De plus, le traité prévoit des procédures totalement antidémocratiques avec un ensemble de « sanctions automatiques » et une méfiance fondamentale envers ceux qui doivent prendre des décisions « politiques » et qui sont tenus de rendre des comptes au peuple. C’est aller dans le même sens, au niveau national, que de ne pas consulter le peuple sur une question aussi fondamentale. La ratification parlementaire de ce traité organiserait une nouvelle réduction de la souveraineté populaire déjà écornée en 2008 quand les députés et sénateurs ont décidé d’aller à l’encontre du vote populaire exprimé le 29 mai 2005 par le non au traité constitutionnel européen. A quoi servira-t-il encore de voter pour une majorité en France si celle-ci n’a plus aucun rôle, même pas celui de décider de ses dépenses et de son budget ? Comment mener une politique de gauche, d’emploi, de développement des services publics avec une obligation budgétaire aussi contraignante ?

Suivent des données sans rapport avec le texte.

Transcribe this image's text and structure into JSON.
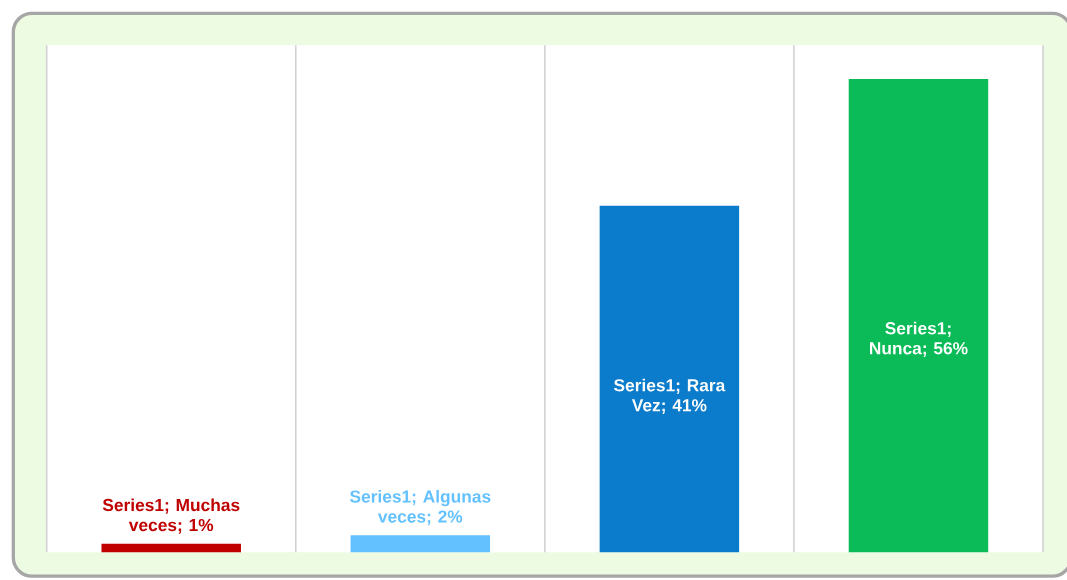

Si l’heure est grave, et nous en sommes tous convaincus, il est indispensable d’obtenir un référendum pour permettre aux citoyens de s’emparer de cette question, de débattre et de s’exprimer et aux organisations syndicales comme le SNES et la FSU de prendre toute leur part du travail d’information et d’explication, comme ils avaient su le faire en 2005. Alors qu’un sondage publié le 27 août, indique que 72% des français déclarent souhaiter l’organisation d’un referendum, il n’est pas envisageable que notre organisation syndicale se contente de montrer à ses syndiqués les effets néfastes du traité et ne s’exprime pas pour exiger un référendum, seule solution pour obtenir un vrai temps de débat et d’explications et espérer faire reculer ce traité.

Le SNES académique de Lille appelle à participer, sur des bases syndicales, à la journée du 30 septembre pour exiger un referendum.